Been quiet for a while, I guess still recovering from our Valentine Dinner dance that we had at our Church building on 18th February. We had over 60 couples in attendance and man wasn't it awesome or what? After loads of food and fun, including some karrooke (Karuiki) singing where couples sang love songs to each other, we danced with our spouses till midnight. Many couples admitted that that was there first time to dance with their spouses since they got married. What fun we had.

I'm not a good dancer myelf, but just being there on the floor dancing with my wife made it worth all the effort. I learned certain things about dancing with your partner that night that are very insightful in regards to our marriage relationships. First, I learnt that it is the man who initiates the dance, he leads then the woman follows in step with him. In marriage, God has called us to lead by loving our wifes even as He has loved the church. As we lead in this manner, our wifes will follow in sync with our step by submitting and yielding to us following us as we lead them. If your wife is not following check your leading.

Secondly, I realized that we have to have a rythm. Understanding one another and our differences as men and women is what brings that rythm in marriage. Now wait a minute, before we can get the rythm going, there will be alot of stepping on each others toes just like I did on that evenful night.

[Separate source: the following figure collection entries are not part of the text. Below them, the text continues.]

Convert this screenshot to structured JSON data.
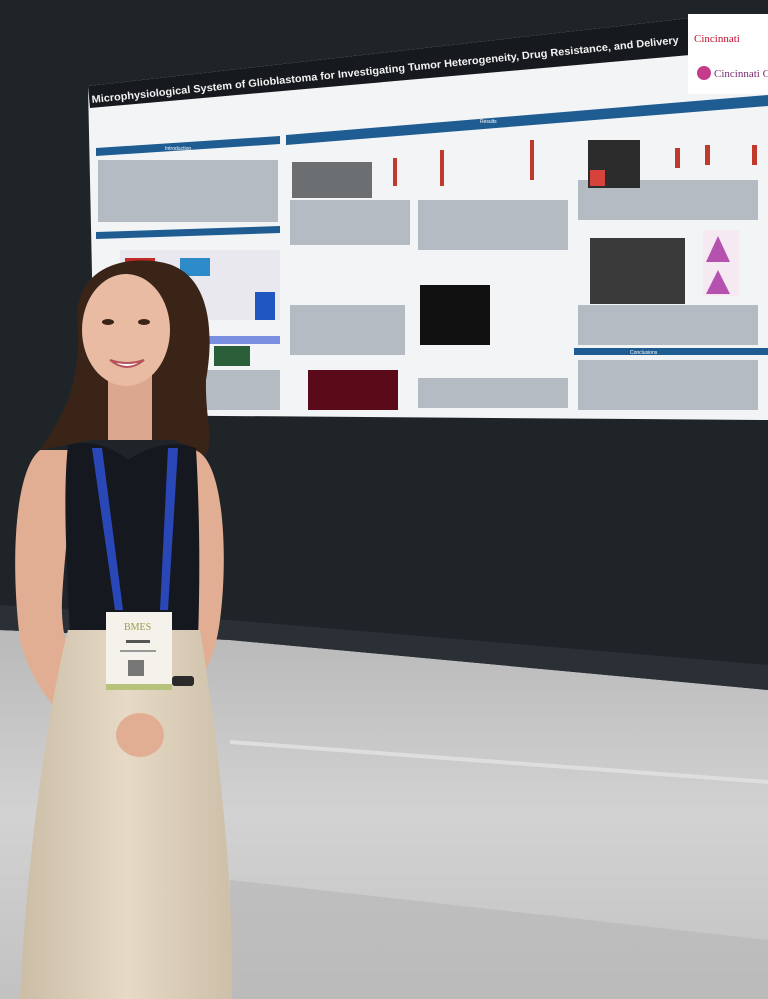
{
  "scene": {
    "description_tags": [
      "poster-session",
      "presenter",
      "wall",
      "floor"
    ],
    "colors": {
      "wall": "#1f2429",
      "floor": "#c9c9c9",
      "poster_bg": "#f3f4f6",
      "poster_header_blue": "#1e5c92",
      "top": "#15191f",
      "skirt": "#dccfba",
      "lanyard": "#2a47b8",
      "skin": "#e6b59c",
      "hair": "#3a2418"
    }
  },
  "poster": {
    "title": "Microphysiological System of Glioblastoma for Investigating Tumor Heterogeneity, Drug Resistance, and Delivery",
    "sections": [
      "Introduction",
      "Results",
      "Conclusions"
    ],
    "logos": [
      "Cincinnati",
      "Cincinnati Children's"
    ]
  },
  "badge": {
    "event_logo": "BMES"
  }
}
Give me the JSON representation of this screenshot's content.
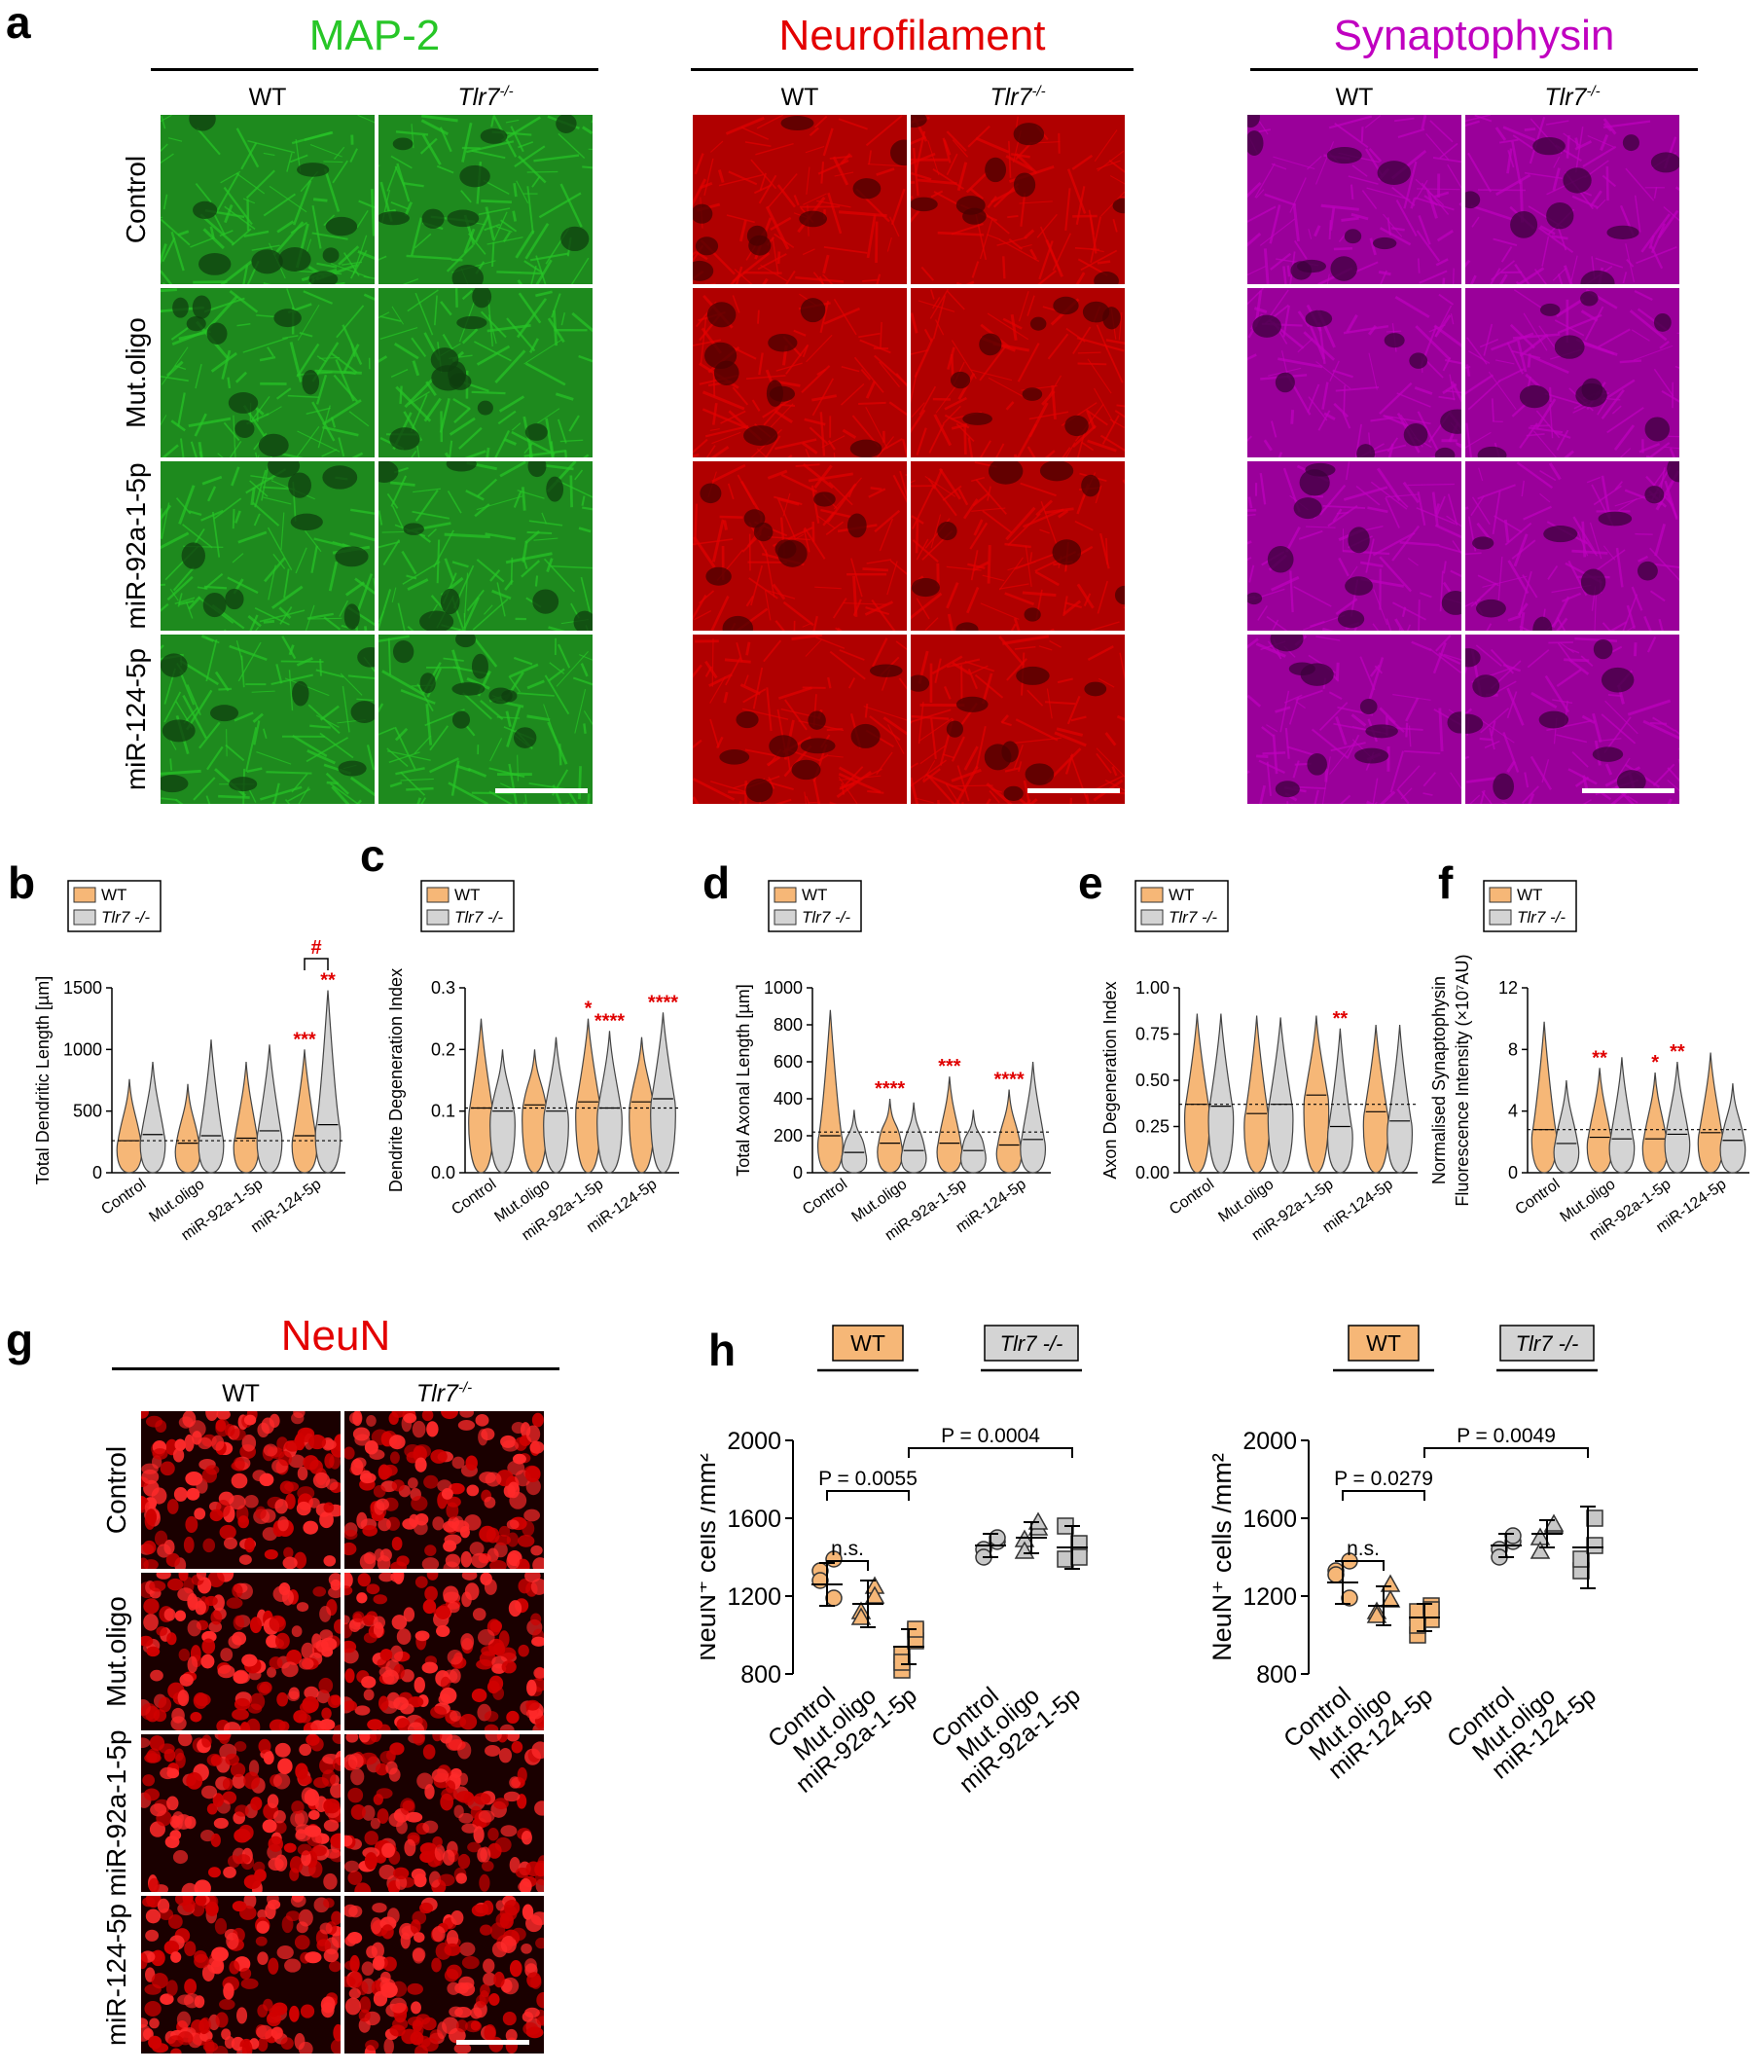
{
  "panel_letters": {
    "a": "a",
    "b": "b",
    "c": "c",
    "d": "d",
    "e": "e",
    "f": "f",
    "g": "g",
    "h": "h"
  },
  "panel_a": {
    "stains": [
      {
        "name": "MAP-2",
        "color": "#27c627",
        "bg": "#1e8a1e",
        "dark": "#0f3d0f"
      },
      {
        "name": "Neurofilament",
        "color": "#e30000",
        "bg": "#b00000",
        "dark": "#4a0000"
      },
      {
        "name": "Synaptophysin",
        "color": "#c000c0",
        "bg": "#9a009a",
        "dark": "#3c003c"
      }
    ],
    "genotypes": [
      "WT",
      "Tlr7"
    ],
    "genotype_sup": "-/-",
    "rows": [
      "Control",
      "Mut.oligo",
      "miR-92a-1-5p",
      "miR-124-5p"
    ]
  },
  "violin_panels": [
    {
      "letter": "b",
      "ylabel": "Total Dendritic Length [µm]",
      "yticks": [
        "0",
        "500",
        "1000",
        "1500"
      ],
      "ylim": [
        0,
        1500
      ],
      "categories": [
        "Control",
        "Mut.oligo",
        "miR-92a-1-5p",
        "miR-124-5p"
      ],
      "legend": [
        "WT",
        "Tlr7 -/-"
      ],
      "dashed": 260,
      "series": [
        {
          "name": "WT",
          "color": "#f6b777",
          "medians": [
            260,
            240,
            280,
            300
          ],
          "maxes": [
            760,
            720,
            900,
            1000
          ]
        },
        {
          "name": "Tlr7 -/-",
          "color": "#d4d4d4",
          "medians": [
            310,
            300,
            340,
            390
          ],
          "maxes": [
            900,
            1080,
            1040,
            1480
          ]
        }
      ],
      "stars": [
        [
          "",
          "",
          ""
        ],
        [
          "",
          "",
          ""
        ],
        [
          "",
          "",
          ""
        ],
        [
          "***",
          "**",
          ""
        ]
      ],
      "extra": "#"
    },
    {
      "letter": "c",
      "ylabel": "Dendrite Degeneration Index",
      "yticks": [
        "0.0",
        "0.1",
        "0.2",
        "0.3"
      ],
      "ylim": [
        0,
        0.3
      ],
      "categories": [
        "Control",
        "Mut.oligo",
        "miR-92a-1-5p",
        "miR-124-5p"
      ],
      "legend": [
        "WT",
        "Tlr7 -/-"
      ],
      "dashed": 0.105,
      "series": [
        {
          "name": "WT",
          "color": "#f6b777",
          "medians": [
            0.105,
            0.11,
            0.115,
            0.115
          ],
          "maxes": [
            0.25,
            0.2,
            0.25,
            0.22
          ]
        },
        {
          "name": "Tlr7 -/-",
          "color": "#d4d4d4",
          "medians": [
            0.1,
            0.1,
            0.105,
            0.12
          ],
          "maxes": [
            0.2,
            0.22,
            0.23,
            0.26
          ]
        }
      ],
      "stars": [
        [
          "",
          "",
          ""
        ],
        [
          "",
          "",
          ""
        ],
        [
          "*",
          "****",
          ""
        ],
        [
          "",
          "****",
          ""
        ]
      ],
      "extra": ""
    },
    {
      "letter": "d",
      "ylabel": "Total Axonal Length [µm]",
      "yticks": [
        "0",
        "200",
        "400",
        "600",
        "800",
        "1000"
      ],
      "ylim": [
        0,
        1000
      ],
      "categories": [
        "Control",
        "Mut.oligo",
        "miR-92a-1-5p",
        "miR-124-5p"
      ],
      "legend": [
        "WT",
        "Tlr7 -/-"
      ],
      "dashed": 220,
      "series": [
        {
          "name": "WT",
          "color": "#f6b777",
          "medians": [
            200,
            160,
            160,
            150
          ],
          "maxes": [
            880,
            400,
            520,
            450
          ]
        },
        {
          "name": "Tlr7 -/-",
          "color": "#d4d4d4",
          "medians": [
            110,
            120,
            120,
            180
          ],
          "maxes": [
            340,
            380,
            340,
            600
          ]
        }
      ],
      "stars": [
        [
          "",
          "",
          ""
        ],
        [
          "****",
          "",
          ""
        ],
        [
          "***",
          "",
          ""
        ],
        [
          "****",
          "",
          ""
        ]
      ],
      "extra": ""
    },
    {
      "letter": "e",
      "ylabel": "Axon Degeneration Index",
      "yticks": [
        "0.00",
        "0.25",
        "0.50",
        "0.75",
        "1.00"
      ],
      "ylim": [
        0,
        1
      ],
      "categories": [
        "Control",
        "Mut.oligo",
        "miR-92a-1-5p",
        "miR-124-5p"
      ],
      "legend": [
        "WT",
        "Tlr7 -/-"
      ],
      "dashed": 0.37,
      "series": [
        {
          "name": "WT",
          "color": "#f6b777",
          "medians": [
            0.37,
            0.32,
            0.42,
            0.33
          ],
          "maxes": [
            0.86,
            0.85,
            0.85,
            0.8
          ]
        },
        {
          "name": "Tlr7 -/-",
          "color": "#d4d4d4",
          "medians": [
            0.36,
            0.37,
            0.25,
            0.28
          ],
          "maxes": [
            0.86,
            0.84,
            0.78,
            0.8
          ]
        }
      ],
      "stars": [
        [
          "",
          "",
          ""
        ],
        [
          "",
          "",
          ""
        ],
        [
          "",
          "**",
          ""
        ],
        [
          "",
          "",
          ""
        ]
      ],
      "extra": ""
    },
    {
      "letter": "f",
      "ylabel": "Normalised Synaptophysin",
      "ylabel2": "Fluorescence Intensity (×10⁷AU)",
      "yticks": [
        "0",
        "4",
        "8",
        "12"
      ],
      "ylim": [
        0,
        12
      ],
      "categories": [
        "Control",
        "Mut.oligo",
        "miR-92a-1-5p",
        "miR-124-5p"
      ],
      "legend": [
        "WT",
        "Tlr7 -/-"
      ],
      "dashed": 2.8,
      "series": [
        {
          "name": "WT",
          "color": "#f6b777",
          "medians": [
            2.8,
            2.3,
            2.2,
            2.6
          ],
          "maxes": [
            9.8,
            6.8,
            6.5,
            7.8
          ]
        },
        {
          "name": "Tlr7 -/-",
          "color": "#d4d4d4",
          "medians": [
            1.9,
            2.2,
            2.5,
            2.1
          ],
          "maxes": [
            6,
            7.5,
            7.2,
            5.8
          ]
        }
      ],
      "stars": [
        [
          "",
          "",
          ""
        ],
        [
          "**",
          "",
          ""
        ],
        [
          "*",
          "**",
          ""
        ],
        [
          "",
          "",
          ""
        ]
      ],
      "extra": ""
    }
  ],
  "panel_g": {
    "title": "NeuN",
    "title_color": "#e30000",
    "genotypes": [
      "WT",
      "Tlr7"
    ],
    "genotype_sup": "-/-",
    "rows": [
      "Control",
      "Mut.oligo",
      "miR-92a-1-5p",
      "miR-124-5p"
    ]
  },
  "panel_h": {
    "ylabel": "NeuN⁺ cells /mm²",
    "yticks": [
      "800",
      "1200",
      "1600",
      "2000"
    ],
    "ylim": [
      800,
      2000
    ],
    "wt_box": "WT",
    "tlr_box": "Tlr7 -/-",
    "left": {
      "categories": [
        "Control",
        "Mut.oligo",
        "miR-92a-1-5p",
        "Control",
        "Mut.oligo",
        "miR-92a-1-5p"
      ],
      "means": [
        1260,
        1160,
        940,
        1460,
        1500,
        1450
      ],
      "sds": [
        110,
        120,
        90,
        60,
        80,
        110
      ],
      "points": [
        [
          1330,
          1190,
          1280,
          1390
        ],
        [
          1120,
          1250,
          1090,
          1200
        ],
        [
          820,
          1020,
          900,
          970,
          860,
          1030
        ],
        [
          1440,
          1480,
          1400,
          1500
        ],
        [
          1490,
          1550,
          1430,
          1580
        ],
        [
          1390,
          1470,
          1560,
          1400
        ]
      ],
      "p1": "n.s.",
      "p2": "P = 0.0055",
      "p3": "P = 0.0004"
    },
    "right": {
      "categories": [
        "Control",
        "Mut.oligo",
        "miR-124-5p",
        "Control",
        "Mut.oligo",
        "miR-124-5p"
      ],
      "means": [
        1270,
        1150,
        1090,
        1460,
        1520,
        1450
      ],
      "sds": [
        110,
        100,
        70,
        60,
        70,
        210
      ],
      "points": [
        [
          1330,
          1190,
          1310,
          1380
        ],
        [
          1120,
          1260,
          1100,
          1180
        ],
        [
          1000,
          1080,
          1120,
          1150,
          1050,
          1130
        ],
        [
          1440,
          1480,
          1400,
          1510
        ],
        [
          1500,
          1560,
          1430,
          1570
        ],
        [
          1330,
          1600,
          1390,
          1460
        ]
      ],
      "p1": "n.s.",
      "p2": "P = 0.0279",
      "p3": "P = 0.0049"
    }
  }
}
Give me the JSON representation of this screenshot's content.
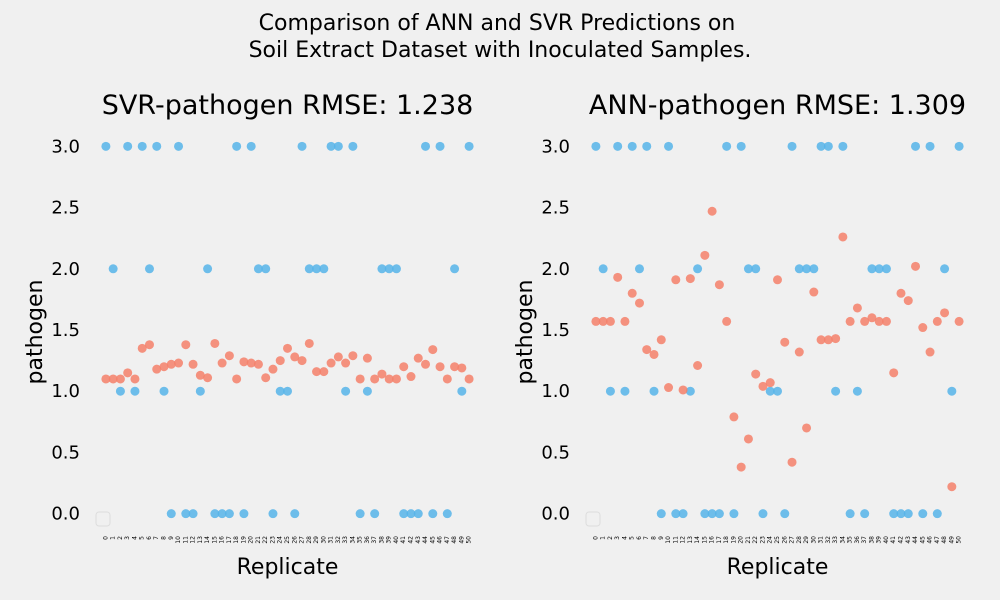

My wife is still recovering from those sores you know. So relax, there will be abit of that before you can finally find each othes rythm. So be patient and kind with each other, give each other space and grace to adjust. Don't give up, keep at it, I can assure you that by the end of our time on the dance floor, we had developed some kind of rythm and were moving along well. That's what life and marriage for that matter is all about.

Lets keep dancing together and let the celebrations continue. I believe our marriages will never be the same again. Looking forward to seeing all you couples in our "money talk" workshop next sato 12th March again here at our Church building.